If you have a http_proxy environment variable, the Python libs will generally detect that and pass your requests onto the proxy. After inspecting s3cmd's code, I realized that due to a multi-step process in generating the webservice requests, that functionality was being sidestepped. This required some minor tweaking to add proxy support to s3cmd's config file and then use that to properly craft the requests for proxy and non-proxy situations. I created a patch and sent it to the maintainer. Of course you can just download the patch and apply it yourself--it's against version 0.9.3 of s3cmd.

Other interesting projects related to S3 are s3sync.rb (a Ruby backup script similar to rsync) and Backup Manager (a general backup tool that I've been told supports S3 now), but I haven't tested them yet.

Having played with S3 I decided to complete my first EC2 setup. After jumping through all the hoops in the Getting Started guide, I chose Paul Dowman's image for my first boot. It worked like a charm, and in less than 1 minute (!!) I was able to login as root to my newly created instance, complete with Rails, MySQL and an up-to-date Ubuntu Feisty install.

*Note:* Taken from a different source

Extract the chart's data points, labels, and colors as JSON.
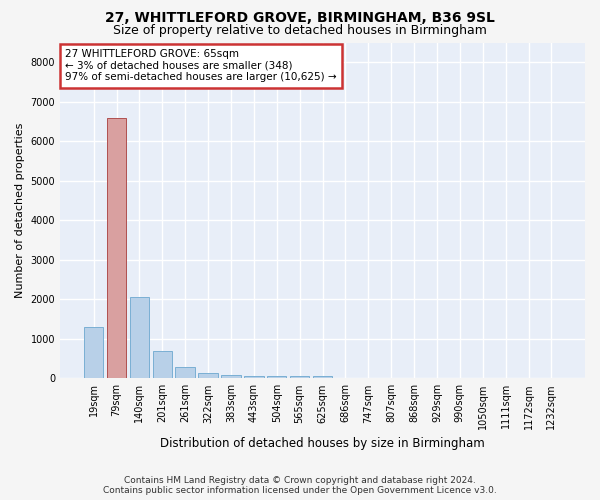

BTW, the EC2 tools (in Java) also don't honor the http_proxy environment variable (sigh). Here's the environment variable you have to set to make it all work, assuming your proxy is not password protected:

export EC2_JVM_ARGS="-DproxySet=true -DproxyHost=<host> 
-DproxyPort=<port> -Dhttps.proxySet=true
-Dhttps.proxyHost=<host> -Dhttps.proxyPort=<port>"

Having access to EC2 opens up a lot of possibilities in deployment and scaling. From what I've been reading, the main complaint about EC2 is the lack for persistent storage. I don't see that as too much of a problem because you do have storage as long as the instance is running, and even if it crashes (doubtful) from my understanding the data is intact. I rebooted my instance and it came back unscratched. Only if you forcibly shutdown ("shutdown now -h") do you destroy the image and lose your data. Plus, you can always backup to S3, even the whole image block by block if you'd like. Another common complaint is about the lack of static IPs, but that can also be worked around with dynamic DNS services.

After successfully booting my first EC2 instance I now plan to work on some deprec recipes to deploy rails apps on either SliceHost or EC2, transparently. My target system will be an Ubuntu Feisty base, with PostgreSQL 8.2, Apache 2.2 and Mongrel.